Creating people's geographies
NEW! Transcript appended, with great thanks to Dean.
An inspirational short address by Irish Nobel Peace Prize Laureate Mairead Corrigan Maguire to the EU Parliament’s “50 years of the EU: Nobel Prize winners celebrate at the European Parliament” event earlier this month.
Having just returned from Palestine after participating in peaceful civil protest, the co-recipient of the 1976 Nobel Peace Prize speaks on her role in non-violent activism in Palestine with Palestinian and Israeli peace activists, Europe’s responsibility to promote peace by recognising the Palestinian government; and supporting Gorbachev’s Charter for a World Without Violence.
She takes the EU to task directly for not recognising the democratically elected choice of Hamas.
Mr. President and my dear friends, it’s a great honor to be speaking to you this afternoon. I want to thank the European Parliament and many of the parliamentarians here for your tremendous solidarity with the people of Northern Ireland in their struggle to solve their problem nonviolently. I think we can say that this is surely the day for celebration and to give thanks, because we are on our way to peace.Whilst it would be very arrogant of us if we would say that we have all answers to deep ethnic political conflicts around the world, I think we can rightly say that we have some of the answers, and that we want to learn from others around the world as we struggle to build really genuine vibrant democracy in our country.
One of the lessons that we can share with yas is that para-militarism and militarism, armed struggles, terrorism do not solve deep ethnic political problems. And that message applies for people in Northern Ireland, people in the Middle East, people in the Asian countries. It applies everywhere around our world today as we more and more are challenged with deep ethnic political problems and the weapons that we have developed are no longer any use to us.
After all, the London, Dublin and Washington governments did not drop a bomb on West Belfast when we were struggling with terrorists, thank God. Why should they drop a bomb in Afghanistan and Iraq when they are struggling with the same problems.
There are double standards going on here and I think we need to be very honest. I have just come back with my colleague Ann Patterson from Palestine. We joined with the nonviolent resistence movement of the Palestinian people and the Israeli activists in order to do a nonviolent protest to ask that international law be upheld and that the apartheid wall…. And let’s face it, what the Israelis are doing in Palestine is building an apartheid system. And the world remains silent. Did the world remained silent when there was apartheid built in South Africa? No it did not.

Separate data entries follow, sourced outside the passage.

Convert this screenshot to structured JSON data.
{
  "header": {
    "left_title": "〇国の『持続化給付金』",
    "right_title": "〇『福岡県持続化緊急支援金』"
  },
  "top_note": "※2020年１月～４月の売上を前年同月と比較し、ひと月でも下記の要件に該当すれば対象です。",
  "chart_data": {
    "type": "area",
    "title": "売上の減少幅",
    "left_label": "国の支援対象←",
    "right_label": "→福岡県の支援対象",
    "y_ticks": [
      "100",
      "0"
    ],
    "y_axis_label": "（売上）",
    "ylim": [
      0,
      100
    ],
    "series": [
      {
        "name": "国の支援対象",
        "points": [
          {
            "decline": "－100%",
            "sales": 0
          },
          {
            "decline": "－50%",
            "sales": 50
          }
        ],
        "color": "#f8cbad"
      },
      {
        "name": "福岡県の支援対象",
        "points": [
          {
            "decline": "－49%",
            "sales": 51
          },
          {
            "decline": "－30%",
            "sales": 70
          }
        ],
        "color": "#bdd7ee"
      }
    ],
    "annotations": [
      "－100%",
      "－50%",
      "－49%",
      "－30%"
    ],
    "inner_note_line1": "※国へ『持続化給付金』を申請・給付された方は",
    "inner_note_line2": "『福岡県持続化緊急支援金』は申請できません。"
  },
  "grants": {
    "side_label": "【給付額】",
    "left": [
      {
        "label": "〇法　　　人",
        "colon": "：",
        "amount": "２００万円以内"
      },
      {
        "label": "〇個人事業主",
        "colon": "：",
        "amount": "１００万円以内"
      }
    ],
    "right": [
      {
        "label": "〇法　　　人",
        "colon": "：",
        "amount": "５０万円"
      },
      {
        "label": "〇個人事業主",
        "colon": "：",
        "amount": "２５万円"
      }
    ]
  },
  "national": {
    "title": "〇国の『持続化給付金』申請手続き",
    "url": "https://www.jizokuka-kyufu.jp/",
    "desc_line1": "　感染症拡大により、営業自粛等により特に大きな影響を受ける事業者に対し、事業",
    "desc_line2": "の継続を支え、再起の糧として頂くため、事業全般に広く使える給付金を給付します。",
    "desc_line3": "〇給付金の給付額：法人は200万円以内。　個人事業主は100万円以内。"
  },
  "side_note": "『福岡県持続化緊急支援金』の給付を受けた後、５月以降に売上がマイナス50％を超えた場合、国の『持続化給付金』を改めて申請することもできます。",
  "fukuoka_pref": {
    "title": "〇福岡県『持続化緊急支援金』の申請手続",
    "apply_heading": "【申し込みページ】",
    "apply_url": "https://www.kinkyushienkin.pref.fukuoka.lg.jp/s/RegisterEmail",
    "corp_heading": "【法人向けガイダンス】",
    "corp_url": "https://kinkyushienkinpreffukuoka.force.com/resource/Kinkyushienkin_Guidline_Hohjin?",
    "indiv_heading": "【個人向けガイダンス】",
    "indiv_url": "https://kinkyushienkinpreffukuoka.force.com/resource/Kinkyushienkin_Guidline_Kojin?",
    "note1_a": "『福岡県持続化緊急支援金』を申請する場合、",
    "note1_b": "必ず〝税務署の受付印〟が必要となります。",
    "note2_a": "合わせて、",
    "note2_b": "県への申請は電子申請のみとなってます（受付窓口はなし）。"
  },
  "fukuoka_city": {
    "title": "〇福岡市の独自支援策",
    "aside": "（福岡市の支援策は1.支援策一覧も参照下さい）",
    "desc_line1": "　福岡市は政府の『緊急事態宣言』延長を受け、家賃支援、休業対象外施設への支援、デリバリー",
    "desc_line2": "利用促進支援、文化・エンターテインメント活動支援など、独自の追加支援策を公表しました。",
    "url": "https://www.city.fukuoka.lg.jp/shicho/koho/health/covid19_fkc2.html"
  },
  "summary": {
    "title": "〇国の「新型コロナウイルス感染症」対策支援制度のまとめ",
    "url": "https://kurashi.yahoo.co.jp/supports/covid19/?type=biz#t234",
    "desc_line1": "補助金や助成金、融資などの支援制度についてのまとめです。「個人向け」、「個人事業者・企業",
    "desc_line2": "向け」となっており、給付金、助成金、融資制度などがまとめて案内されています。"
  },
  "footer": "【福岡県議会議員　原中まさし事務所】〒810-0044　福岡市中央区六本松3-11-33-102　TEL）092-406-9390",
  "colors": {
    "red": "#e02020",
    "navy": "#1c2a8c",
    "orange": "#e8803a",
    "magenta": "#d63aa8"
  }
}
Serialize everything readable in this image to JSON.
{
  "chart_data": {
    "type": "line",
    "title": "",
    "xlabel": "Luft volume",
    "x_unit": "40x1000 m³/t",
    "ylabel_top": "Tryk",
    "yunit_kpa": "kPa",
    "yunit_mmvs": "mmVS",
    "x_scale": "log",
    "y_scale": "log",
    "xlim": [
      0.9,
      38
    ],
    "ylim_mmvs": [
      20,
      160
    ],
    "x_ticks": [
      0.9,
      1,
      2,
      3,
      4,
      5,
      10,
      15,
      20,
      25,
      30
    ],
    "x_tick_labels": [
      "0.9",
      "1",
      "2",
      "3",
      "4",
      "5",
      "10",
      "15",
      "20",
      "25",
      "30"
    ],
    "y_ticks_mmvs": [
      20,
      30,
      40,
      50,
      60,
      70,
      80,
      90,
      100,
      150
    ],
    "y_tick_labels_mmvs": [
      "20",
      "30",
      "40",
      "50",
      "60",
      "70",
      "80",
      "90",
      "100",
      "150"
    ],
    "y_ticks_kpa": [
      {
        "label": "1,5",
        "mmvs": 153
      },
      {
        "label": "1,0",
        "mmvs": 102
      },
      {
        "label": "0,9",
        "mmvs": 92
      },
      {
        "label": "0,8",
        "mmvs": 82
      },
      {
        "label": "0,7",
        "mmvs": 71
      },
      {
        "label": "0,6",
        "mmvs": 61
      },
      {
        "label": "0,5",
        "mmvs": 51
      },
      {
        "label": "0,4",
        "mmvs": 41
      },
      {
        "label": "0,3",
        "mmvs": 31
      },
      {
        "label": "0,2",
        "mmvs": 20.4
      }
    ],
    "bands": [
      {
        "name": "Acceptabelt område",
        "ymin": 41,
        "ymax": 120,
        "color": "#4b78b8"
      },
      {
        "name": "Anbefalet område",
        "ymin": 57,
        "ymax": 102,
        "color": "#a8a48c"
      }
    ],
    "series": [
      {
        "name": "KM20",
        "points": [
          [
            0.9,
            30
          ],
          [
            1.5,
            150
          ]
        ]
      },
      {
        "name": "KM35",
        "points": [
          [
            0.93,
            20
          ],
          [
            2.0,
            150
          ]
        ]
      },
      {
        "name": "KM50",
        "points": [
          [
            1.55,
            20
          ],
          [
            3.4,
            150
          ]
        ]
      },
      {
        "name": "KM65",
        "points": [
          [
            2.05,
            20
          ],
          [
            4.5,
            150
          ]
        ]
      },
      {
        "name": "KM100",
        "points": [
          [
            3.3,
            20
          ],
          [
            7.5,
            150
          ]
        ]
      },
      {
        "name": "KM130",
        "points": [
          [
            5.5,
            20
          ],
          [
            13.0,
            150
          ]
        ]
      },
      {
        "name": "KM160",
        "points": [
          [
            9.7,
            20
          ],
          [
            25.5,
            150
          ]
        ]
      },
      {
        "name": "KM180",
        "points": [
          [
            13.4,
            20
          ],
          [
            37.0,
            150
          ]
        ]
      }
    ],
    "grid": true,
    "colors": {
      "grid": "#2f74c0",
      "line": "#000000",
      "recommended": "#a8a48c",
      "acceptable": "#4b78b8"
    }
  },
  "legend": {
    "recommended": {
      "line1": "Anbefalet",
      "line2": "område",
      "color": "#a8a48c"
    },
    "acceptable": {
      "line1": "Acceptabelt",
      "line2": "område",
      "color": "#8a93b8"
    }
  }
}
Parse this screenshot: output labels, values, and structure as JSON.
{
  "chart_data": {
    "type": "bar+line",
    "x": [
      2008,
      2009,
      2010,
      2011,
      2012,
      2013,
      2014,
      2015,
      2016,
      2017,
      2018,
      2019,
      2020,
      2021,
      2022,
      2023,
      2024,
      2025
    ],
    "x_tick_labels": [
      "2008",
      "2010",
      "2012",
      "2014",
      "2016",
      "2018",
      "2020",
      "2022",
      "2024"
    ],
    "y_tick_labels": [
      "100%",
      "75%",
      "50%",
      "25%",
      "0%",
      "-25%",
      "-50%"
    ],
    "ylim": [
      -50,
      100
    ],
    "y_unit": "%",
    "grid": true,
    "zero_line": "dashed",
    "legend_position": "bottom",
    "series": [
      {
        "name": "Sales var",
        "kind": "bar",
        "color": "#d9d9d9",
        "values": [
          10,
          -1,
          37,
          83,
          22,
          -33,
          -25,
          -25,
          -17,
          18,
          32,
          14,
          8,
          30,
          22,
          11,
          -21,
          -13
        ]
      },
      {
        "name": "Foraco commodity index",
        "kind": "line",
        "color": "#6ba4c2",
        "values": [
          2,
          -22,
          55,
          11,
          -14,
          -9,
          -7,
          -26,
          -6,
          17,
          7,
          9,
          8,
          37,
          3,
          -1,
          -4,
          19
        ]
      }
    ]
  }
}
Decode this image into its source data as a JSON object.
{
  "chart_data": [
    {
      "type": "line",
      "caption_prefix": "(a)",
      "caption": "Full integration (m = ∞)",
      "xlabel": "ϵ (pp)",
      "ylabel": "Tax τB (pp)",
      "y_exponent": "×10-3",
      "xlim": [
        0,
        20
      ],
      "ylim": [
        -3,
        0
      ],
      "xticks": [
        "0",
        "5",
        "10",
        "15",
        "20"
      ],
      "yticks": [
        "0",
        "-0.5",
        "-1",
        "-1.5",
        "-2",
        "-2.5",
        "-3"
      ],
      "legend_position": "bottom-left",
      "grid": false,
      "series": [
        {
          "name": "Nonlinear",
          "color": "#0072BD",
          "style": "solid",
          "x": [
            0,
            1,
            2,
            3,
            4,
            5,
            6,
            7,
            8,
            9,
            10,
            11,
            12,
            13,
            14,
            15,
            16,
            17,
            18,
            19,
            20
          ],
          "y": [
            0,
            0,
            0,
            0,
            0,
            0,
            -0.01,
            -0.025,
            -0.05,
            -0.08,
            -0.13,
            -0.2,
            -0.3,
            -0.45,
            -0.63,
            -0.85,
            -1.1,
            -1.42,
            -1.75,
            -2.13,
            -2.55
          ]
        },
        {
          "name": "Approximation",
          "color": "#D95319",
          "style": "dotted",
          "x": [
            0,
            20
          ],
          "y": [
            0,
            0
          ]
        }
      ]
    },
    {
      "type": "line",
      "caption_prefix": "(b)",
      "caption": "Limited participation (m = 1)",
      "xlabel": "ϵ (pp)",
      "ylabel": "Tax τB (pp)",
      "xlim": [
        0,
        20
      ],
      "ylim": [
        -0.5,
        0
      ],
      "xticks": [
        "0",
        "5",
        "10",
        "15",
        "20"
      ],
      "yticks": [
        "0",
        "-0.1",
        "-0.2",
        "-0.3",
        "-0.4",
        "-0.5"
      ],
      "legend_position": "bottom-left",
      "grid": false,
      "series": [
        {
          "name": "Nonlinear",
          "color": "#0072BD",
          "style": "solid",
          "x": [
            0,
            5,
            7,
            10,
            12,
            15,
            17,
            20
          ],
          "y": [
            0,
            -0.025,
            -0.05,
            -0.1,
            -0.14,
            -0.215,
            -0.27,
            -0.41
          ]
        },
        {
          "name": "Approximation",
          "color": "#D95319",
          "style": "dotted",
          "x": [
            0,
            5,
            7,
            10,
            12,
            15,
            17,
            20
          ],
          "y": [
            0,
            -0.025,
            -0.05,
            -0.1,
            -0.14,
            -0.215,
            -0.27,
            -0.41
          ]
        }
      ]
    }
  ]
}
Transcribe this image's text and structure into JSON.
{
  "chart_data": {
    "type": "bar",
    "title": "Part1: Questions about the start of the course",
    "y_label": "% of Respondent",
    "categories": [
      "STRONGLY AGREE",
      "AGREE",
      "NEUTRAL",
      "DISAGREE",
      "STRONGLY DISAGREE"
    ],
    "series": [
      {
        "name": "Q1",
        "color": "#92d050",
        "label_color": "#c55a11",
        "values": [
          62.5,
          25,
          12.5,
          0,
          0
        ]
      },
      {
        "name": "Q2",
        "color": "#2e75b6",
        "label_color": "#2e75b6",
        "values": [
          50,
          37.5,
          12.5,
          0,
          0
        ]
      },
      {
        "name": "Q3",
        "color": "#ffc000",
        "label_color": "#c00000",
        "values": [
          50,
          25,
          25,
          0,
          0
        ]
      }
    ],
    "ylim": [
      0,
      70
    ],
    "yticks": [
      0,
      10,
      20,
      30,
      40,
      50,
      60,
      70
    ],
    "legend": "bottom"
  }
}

The European Parliament has a responsibility to do more than just pay lip service and rhetoric. It needs to act. It should immediately lift the economic and political restrictions put on against the Palestinian elected authority. The Palestinians themselves elected – eighty percent, – their democratic right – to vote to elect Hamas. And what did yas do? Yas collectively punished the whole Palestinian people who are sinking deeper and deeper into poverty.
This will not answer the Israeli Palestinian problem. I have been working for many years with the Israeli and the Palestinian activists who want a solution to the problem, and you have an ability to help that as the European Parliament. Recognize the Palestinian Authority. Call that the occupation of Palestine – it’s the fortieth anniversary on the 8th of June. Call that the occupation of Palestine be ended. And demand that the Israeli government move into genuine dialog with the duly elected Palestinians and get this problem solved.
We have great hope, and I place great hope in you as elected politicians. Your Israeli and Palestinian friends need you because they’re caught in a cycle they cannot break, but you can help them. The Arab world can help. The American and British administration could help them. You can help them if you do one thing. If you recognize the truth that only where there is justice can there be genuine peace.
I would like to share a brief bit of hope with you. President Gorbachev started a few years ago putting together a draft of a charter for a world without violence. And he believes that and he brought 15 Nobel laureates on board to sign this charter and it will be launched in Rome. But we’re also trying to launch it everywhere we can.
What does this charter for a world without violence say? It says that violence is a preventable disease. That’s your challenge. To build a non killing, nonviolent Europe. To demand an end to nuclear weapons. To demand an end to war. To stop the militarization of Europe and enter in building a nonviolent Europe and a nonviolent world.
Will 50 years now be ahead of us to do it? I don’t know I’ll make it that long. Well I hope so. That’s your challenge for the future. To stand for values, for ethical values. To stand for the fact that every human life is sacred and we do not need to kill each other.